Mit wachsender Bildung und Fortschritt schrumpfte die Angst vor den Naturgewalten, obwohl sie uns in Form von Stürmen, Erdbeben und Fluten immer wieder eines Besseren belehren. Mit der Angst wich aber auch der Bedarf an den Glauben, dass es eine religiöse Instanz gibt, die man nur mit einem Gebet um Besserung bitten muss. Wir haben gelernt, unser Schicksal selbst in die Hand zu nehmen, obwohl wir dabei immer wieder kläglich scheitern.

In einer Welt, in der wir glauben, alles wissenschaftlich erklären zu können, schrumpft der Bedarf an Religiosität. Wir brauchen keine von Gott gesandten Wunder, sondern Geld zum Kaufen der benötigten Wunder.
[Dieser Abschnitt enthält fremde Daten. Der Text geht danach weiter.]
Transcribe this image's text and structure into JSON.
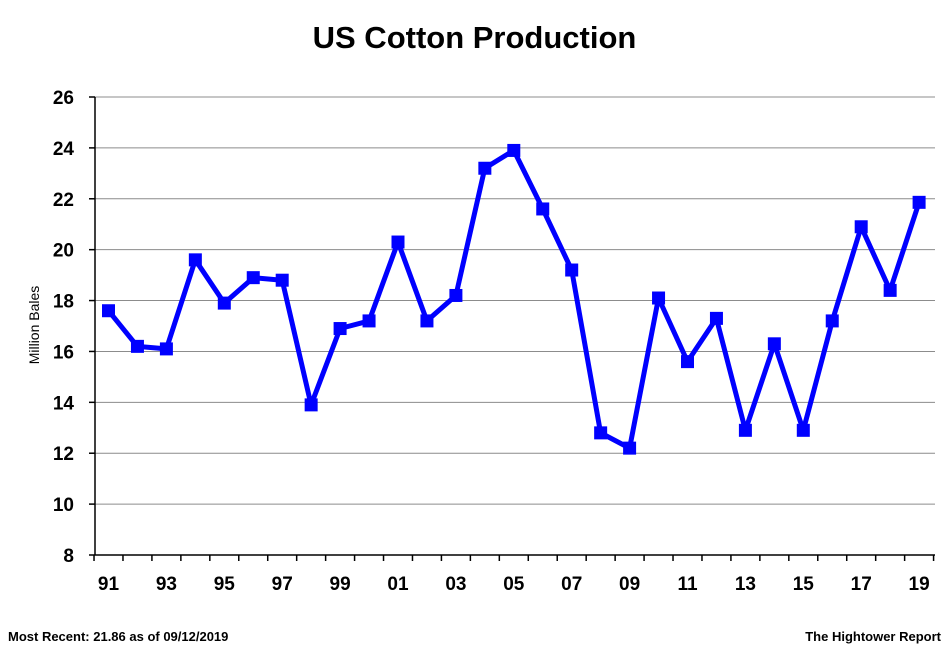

Und wo das gar zu oft passiert, vermisst man weder Gott noch seinen Sohn. Die Ankunft Christi ist kein Grund mehr zur Begeisterung oder um gar in einen Gottesdienst zu gehen.

Die Kirche selbst verscheucht schließlich diejenigen, die es aus tiefreligiösen Gründen in die Kirche zieht, mit ihren Skandalen, Versäumnissen und Verfehlungen, die sich wenn schon nicht vermeiden so doch zumindest aufklären und strafen ließen. Das heißt, nein, die Kirche straft nicht, sie vergibt. Aber unsere Zeit sucht weniger Vergebung als vielmehr Strafen und harte Konsequenzen - für die jeweils anderen.

Sorgen um Arbeitsplatz und Zukunft, Ängste vor Flüchtlinge, Gewalt und Krieg lassen und nicht nach göttlichem Rat suchen, sondern erzeugenden Gewalt und Forderungen an die Regierenden, die anstelle Gottes Lösungen präsentieren sollen. Den Satz "Hilf dir selbst, so hilft dir Gott" nehmen wir nur allzu wörtlich. Denn wenn wir uns selbst helfen sollen und müssen, brauchen wir keinen Gott mehr anzubeten.

Damit schwindet auch das Vertrauen in die göttliche Macht und die Hoffnung auf die Erlösung, die Gottes Sohn bringen soll. Um ihn, Gottes Sohn, Jesus Christus, geht es aber im Advent. Weihnachten als das Fest der Liebe würde ohne den christlichen Gedanken seinen Sinn verlieren.

Somit ist eigentlich kein Weihnachten ohne den christlichen Glauben möglich. Auf die Kirche können wir notfalls noch verzichten, nicht jedoch auf die Weihnachtsgeschichte als Anlass für dieses Fest. Würde die Weihnachtsgeschichte in Vergessenheit geraten oder der Glaube daran versiegen, wären Advent und Weihnachten nichts anderes mehr als 4 Wochen Party mit 2 gesetzlichen Feiertagen als abschließender Höhepunkt.